Seventy-nine years and eight days ago a baby who would grow up to be the second most admired person of the 20th century, according to a Gallup Poll, was born in Atlanta, Georgia. Apr. 4, 2008 will be the 40th anniversary of his assassination in Memphis, Tennessee at the hands of an escaped convict.

Between Jan. 15, 1929 and Apr. 4, 1968, Martin Luther King Jr. did much to transform the social fabric of the United States. More remarkably, he effected this transformation without raising a hand in anger. He met violence with dignity and graciousness that helped him achieve goals of astonishing significance by means of a force that proved thousands of times more powerful than whips, chains, fire hoses and police dogs. Eventually a bullet ended his life on the balcony of a Memphis, Tennessee hotel room, but while the physical Martin Luther King was dead, his legacy lived on. It lived on after Apr. 4, 1968, and it is living still.

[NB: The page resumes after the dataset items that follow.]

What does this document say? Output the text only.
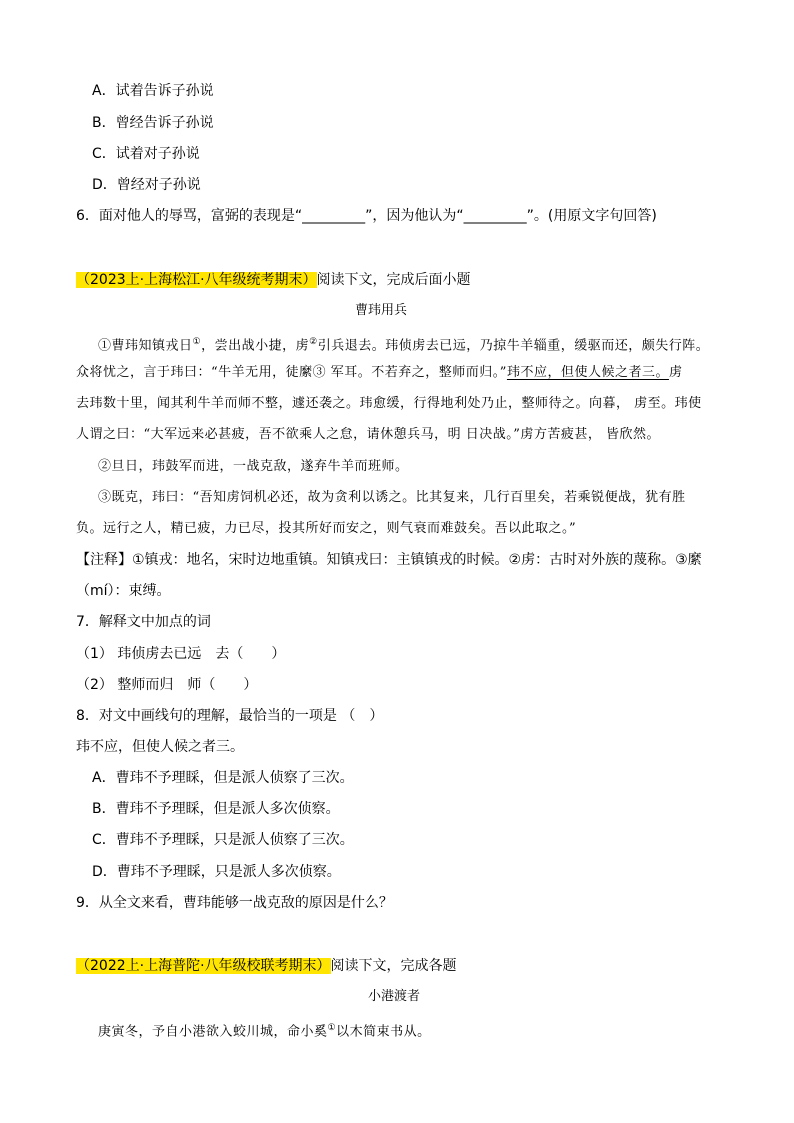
A．试着告诉子孙说
B．曾经告诉子孙说
C．试着对子孙说
D．曾经对子孙说
6．面对他人的辱骂，富弼的表现是“_________”，因为他认为“_________”。(用原文字句回答)
（2023上·上海松江·八年级统考期末）阅读下文，完成后面小题
曹玮用兵
①曹玮知镇戎日①，尝出战小捷，虏②引兵退去。玮侦虏去已远，乃掠牛羊辎重，缓驱而还，颇失行阵。
众将忧之，言于玮曰：“牛羊无用，徒縻③ 军耳。不若弃之，整师而归。”玮不应，但使人候之者三。虏
去玮数十里，闻其利牛羊而师不整，遽还袭之。玮愈缓，行得地利处乃止，整师待之。向暮， 虏至。玮使
人谓之曰：“大军远来必甚疲，吾不欲乘人之怠，请休憩兵马，明 日决战。”虏方苦疲甚， 皆欣然。
②旦日，玮鼓军而进，一战克敌，遂弃牛羊而班师。
③既克，玮曰：“吾知虏饲机必还，故为贪利以诱之。比其复来，几行百里矣，若乘锐便战，犹有胜
负。远行之人，精已疲，力已尽，投其所好而安之，则气衰而难鼓矣。吾以此取之。”
【注释】①镇戎：地名，宋时边地重镇。知镇戎曰：主镇镇戎的时候。②虏：古时对外族的蔑称。③縻
（mí）：束缚。
7．解释文中加点的词
（1） 玮侦虏去已远　去（　　）
（2） 整师而归　师（　　）
8．对文中画线句的理解，最恰当的一项是 （　）
玮不应，但使人候之者三。
A．曹玮不予理睬，但是派人侦察了三次。
B．曹玮不予理睬，但是派人多次侦察。
C．曹玮不予理睬，只是派人侦察了三次。
D．曹玮不予理睬，只是派人多次侦察。
9．从全文来看，曹玮能够一战克敌的原因是什么？
（2022上·上海普陀·八年级校联考期末）阅读下文，完成各题
小港渡者
庚寅冬，予自小港欲入蛟川城，命小奚①以木简束书从。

What many opponents of King's actions and philosophy failed to grasp was that King's actions did not benefit America's black population alone. At the time of his death in 1968, King's greatest days seemed behind him. From the pedestal he had occupied as the hero of the civil rights struggle of the 1950s and '60s, King had come to be reviled by many of his one-time supporters- not for abandoning the fight for racial equality, but for expanding it to include a quest for social and economic opportunity for all Americans.

King, a true visionary, realized that all Americans, whatever their ethnicity, deserved an equal chance to make a decent living for themselves and their families. Everyone deserved a chance to learn new skills that led to better paying jobs, King maintained. Everyone who did the same work deserved the same pay. It was this quest for economic equality that brought him to Memphis, where the city's black sanitation workers had gone on strike seeking the same pay and conditions as their white colleagues.

King also took an unpopular stand against the then escalating conflict in Vietnam, again because he believed those on the bottom rungs of the socioeconomic ladder bore a unfair share of that burden. Again those who had once supported him now turned their backs on him. King was undeterred.

Whatever the opinion one may hold on King's expanding his quest for racial justice, the fact remains that his vision for socioeconomic equality benefits all Americans. King was awarded the Nobel Peace Prize for truly embodying the spirit of peace and his quest for justice for all. His "I have a dream" speech spoke to more than racial equality. His vision of an America where every person can attain the highest position his or her qualifications merit is with us still.